Below are some of Dan’s favorite books, with affiliate links that will take you to Amazon.com.
Christopher Lloyd’s timeless writing, strong opinion and forceful personality makes any of his many books written during a lifetime at Great Dixter the required backbone of a gardeners library. If you have not yet read him, his Gardening Year is the perfect entrance to his world. We all miss Christo but he still is quite alive on these pages.
If you like both plants and travel, there is no better read than the accounts of Frank Kingdon-Ward during his months and years afield, often under dastardly conditions in search of plants for western gardens. For someone who was deathly afraid of snakes and heights, Kingdon-Ward faced perils- real and imagined- that bring to life the hardships of the golden age of plant exploration. His prose is beautiful and the joy of at last seeing a long sought for plant is palpable.
A short, brilliant, sometimes hilarious, sometimes poignant account of Reginald Farrar’s much too short life in search of plants in Tibet, China and Burma. A quirky, petulant, somewhat privileged but passionate and resolute personality comes to life on these pages.
A beautifully written account of the history, excitement, discovery and introduction of some of our most beloved garden trees. Spongberg’s writing will never allow you to again look at a dogwood, pine or Hydrangea outside your window with jaded eyes. One of the true classics in American botanical literature.
Once essentially a catalogue of one of the best nurseries the world had ever known, this manual, recently updated, will give you the guts of what you want to know about an enormous range of hardy trees, shrubs and vines. This has long been my go to reference book in easy reach on my desk.

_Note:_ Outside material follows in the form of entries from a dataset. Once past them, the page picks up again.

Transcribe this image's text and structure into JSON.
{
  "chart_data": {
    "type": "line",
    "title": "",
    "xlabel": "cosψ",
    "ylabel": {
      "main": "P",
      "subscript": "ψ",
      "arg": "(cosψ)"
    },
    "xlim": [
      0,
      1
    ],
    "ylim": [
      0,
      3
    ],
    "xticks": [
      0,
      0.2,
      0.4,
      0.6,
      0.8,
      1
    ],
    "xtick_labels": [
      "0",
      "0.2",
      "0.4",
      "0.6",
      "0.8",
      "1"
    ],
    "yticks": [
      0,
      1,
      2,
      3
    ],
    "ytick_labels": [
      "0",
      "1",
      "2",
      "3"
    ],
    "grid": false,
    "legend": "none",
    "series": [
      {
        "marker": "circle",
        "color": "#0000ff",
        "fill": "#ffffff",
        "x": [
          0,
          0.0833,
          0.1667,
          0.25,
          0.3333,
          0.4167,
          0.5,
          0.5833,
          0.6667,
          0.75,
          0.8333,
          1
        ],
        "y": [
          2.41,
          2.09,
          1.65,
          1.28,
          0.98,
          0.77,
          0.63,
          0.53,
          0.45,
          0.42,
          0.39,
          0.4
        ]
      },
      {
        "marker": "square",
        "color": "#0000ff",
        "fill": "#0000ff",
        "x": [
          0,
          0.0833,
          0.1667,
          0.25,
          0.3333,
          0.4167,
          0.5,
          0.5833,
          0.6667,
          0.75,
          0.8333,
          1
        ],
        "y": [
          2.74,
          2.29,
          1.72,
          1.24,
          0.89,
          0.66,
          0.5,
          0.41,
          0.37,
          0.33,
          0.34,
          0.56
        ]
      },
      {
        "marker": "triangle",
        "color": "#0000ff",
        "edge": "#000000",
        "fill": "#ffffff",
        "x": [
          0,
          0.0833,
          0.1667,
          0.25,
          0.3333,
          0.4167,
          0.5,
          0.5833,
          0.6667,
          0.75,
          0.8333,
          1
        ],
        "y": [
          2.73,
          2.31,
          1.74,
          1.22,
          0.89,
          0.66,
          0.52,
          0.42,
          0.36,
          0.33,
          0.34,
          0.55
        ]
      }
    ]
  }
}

During my first trip to Eastern Nepal in 1995, I brought the first edition of this book along to read in my tent each night, allowing me to enjoy the same precise environs I was in through the sensitive and generous eyes of one of our truly great contemporary plantsmen. You need not be in a tent however to enjoy Roy’s writing; he engages you not just about plants, but of the entirety of the experience; culture, cuisine, wildlife, personalities and history.
Perhaps one of the most dogeared, read and reread volumes in my library- both the original and now fully expanded edition. Roy leads you through his decades long exploration of the botanical riches of China, dwelling not just on its botanical treasures but the way of life as he saw it in remote mountainous areas, now changing at warp speed. This will go down as one of the classics on contemporary plant exploration and a must read for anyone interested in the origins of Chinese plants, the process of bringing them back into cultivation and feeling the joy of seeing them in their rightful places.
For someone who thinks he knows something about hardy woody plants for temperate gardens, New Trees is a humbling confrontation. This remarkable, well researched, artfully produced and beefy tome documents the strides forward in the introduction and understanding of the taxonomy and ornamental potential of an enormous array of previously unknown plants during the the past 30 years. John Grimshaw and Ross Bayton are among the brightest stars in contemporary horticulture and their work should move with every serious plantsman from room to room throughout their homes.
Tony and I began our perspective nurseries, Heronswood and Plant Delights, on the same year. Over the years, we often compared the experiences and commiserated in the agonies of the small specialty grower. Still, many more will follow us in our tom foolery and Tony’s timeless accounts, advice and insight will pay enormous dividends. A practical, humorous and very real accounting of what it takes to attempt to make a living by tending living plants.
As a lifelong vegetable gardener (being a northern Michigan Lutheran, having a vegetable garden was never considered quaint but the norm), I am grateful to Steve Solomon for helping me understand how to grow organic vegetables in the perpetually cool climate of the PNW. Yet, this book has applications well beyond our chilly summers; his formulas for organic fertilizer have kept Robert and I in mountains of onions, garlic, beets and greens year round in our kitchen. A good read and perpetual reference. We will have our first real harvest of asparagus this spring because of Solomon’s encouragement.